紅茶を飲みながら、時間をかけてゆっくり仕事をしていると、永井荷風(1879-1959)のエッセイの一節を、思い出します。
… 「紅茶の後」とは、静な日の昼過ぎ、紙よりも薄い支那焼の器に味ふ暖国の茶の一杯に、いささかのコニヤック酒をまぜ、或はまた檸檬(シトロン)の実の一そぎを浮べさせて殊更に刺激の薫りを強くし、まどろみ勝ちなる心を呼び覚して、とりとめも無き事を書くといふ意味である。 (『紅茶の後』明治44年)
いかにも美しく、おいしそうに想像される描写で、昔から私の脳中を去らない一節です。さすがは荷風散人。
永井荷風は、さいきん、俳人としても、見直されています。
俳句というものは、いやみな文芸のひとつで、正岡子規とかそのあとの高浜虚子、ホトトギスに拠った東大出の連中が作ったものは、だいたいがつまらないし、一読スッとわからないものばかりです。
しかし、もともと俳句は、文人に必須のたしなみで、その点、荷風や万太郎の句は、どれを読んでもあじわいぶかく、平明にして余韻があると思います。
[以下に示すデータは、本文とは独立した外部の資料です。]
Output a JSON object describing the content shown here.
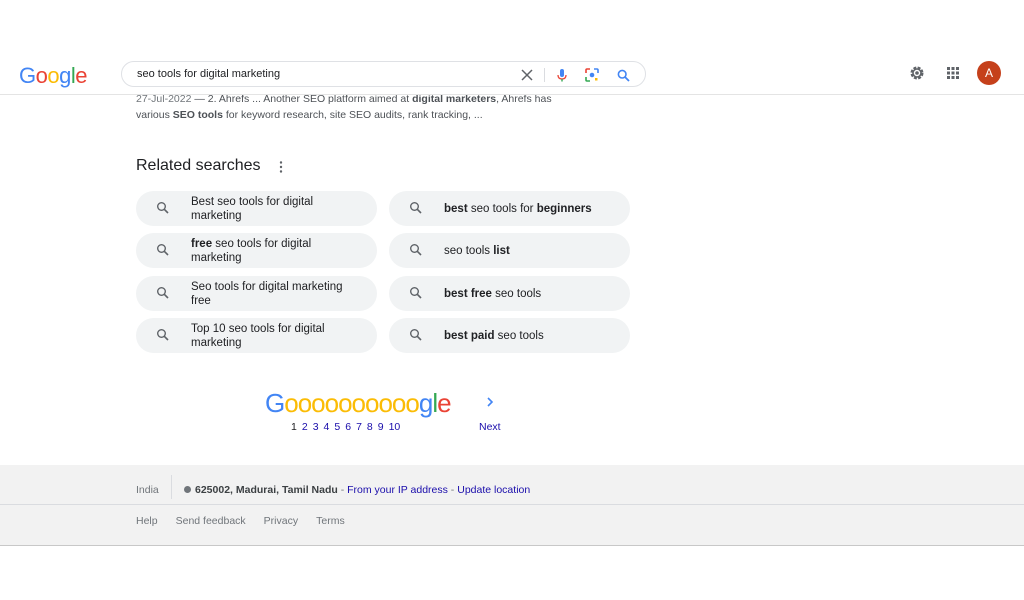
{
  "header": {
    "logo_letters": [
      "G",
      "o",
      "o",
      "g",
      "l",
      "e"
    ],
    "search_value": "seo tools for digital marketing"
  },
  "snippet": {
    "date": "27-Jul-2022",
    "sep": " — ",
    "text1": "2. Ahrefs ... Another SEO platform aimed at ",
    "bold1": "digital marketers",
    "text2": ", Ahrefs has various ",
    "bold2": "SEO tools",
    "text3": " for keyword research, site SEO audits, rank tracking, ..."
  },
  "related": {
    "title": "Related searches",
    "left": [
      {
        "plain_before": "Best seo tools for digital marketing",
        "bold": "",
        "plain_after": ""
      },
      {
        "plain_before": "",
        "bold": "free",
        "plain_after": " seo tools for digital marketing"
      },
      {
        "plain_before": "Seo tools for digital marketing free",
        "bold": "",
        "plain_after": ""
      },
      {
        "plain_before": "Top 10 seo tools for digital marketing",
        "bold": "",
        "plain_after": ""
      }
    ],
    "right": [
      {
        "p1": "",
        "b1": "best",
        "p2": " seo tools for ",
        "b2": "beginners",
        "p3": ""
      },
      {
        "p1": "seo tools ",
        "b1": "list",
        "p2": "",
        "b2": "",
        "p3": ""
      },
      {
        "p1": "",
        "b1": "best free",
        "p2": " seo tools",
        "b2": "",
        "p3": ""
      },
      {
        "p1": "",
        "b1": "best paid",
        "p2": " seo tools",
        "b2": "",
        "p3": ""
      }
    ]
  },
  "pagination": {
    "logo_G": "G",
    "logo_o": "oooooooooo",
    "logo_gle": [
      "g",
      "l",
      "e"
    ],
    "pages": [
      "1",
      "2",
      "3",
      "4",
      "5",
      "6",
      "7",
      "8",
      "9",
      "10"
    ],
    "current": "1",
    "next": "Next"
  },
  "footer": {
    "country": "India",
    "location_bold": "625002, Madurai, Tamil Nadu",
    "dash1": " - ",
    "ip_link": "From your IP address",
    "dash2": " - ",
    "update_link": "Update location",
    "links": [
      "Help",
      "Send feedback",
      "Privacy",
      "Terms"
    ]
  },
  "avatar": {
    "letter": "A"
  },
  "colors": {
    "blue": "#4285f4",
    "red": "#ea4335",
    "yellow": "#fbbc05",
    "green": "#34a853"
  }
}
『自選 荷風百句』(昭和13年)から、「冬之部」をぱらぱら繰ってみましょう。
よみさしの小本ふせたる炬燵哉
小机に墨摺る音や夜半の冬
門を出て行先まどふ雪見かな
寒月やいよいよ冴えて風の声
昼間から錠さす門の落葉哉
最後の一句は、やぼな解説ながら、終日家にこもって読書、学問を娯しむ、文人荷風のようすを伝えています。ひとりぬくぬくと冬日をおくる楽しみは、もとより蕪村(1716-84)が上手とするところ。蕪村は晩年、画業で生計を立てながら、京都のまちなかに隠れ住んでいました。
桃源の路次の細さよ冬ごもり
うずみ火や我かくれ家も雪の中
名句を並べたうえで、おこがましいこと甚だしいのですが、しかたがないので(?)、私も一句よんでみます。駄句をあわれんでください。
なか京にて
行年を ひとり静に 送りけり
ふみとりて こころを澄ます 年の暮
そら澄みて まち静なり 日向ぼこ 明以
皆さまにも、どうか、よいお年を、お迎えくださいませ。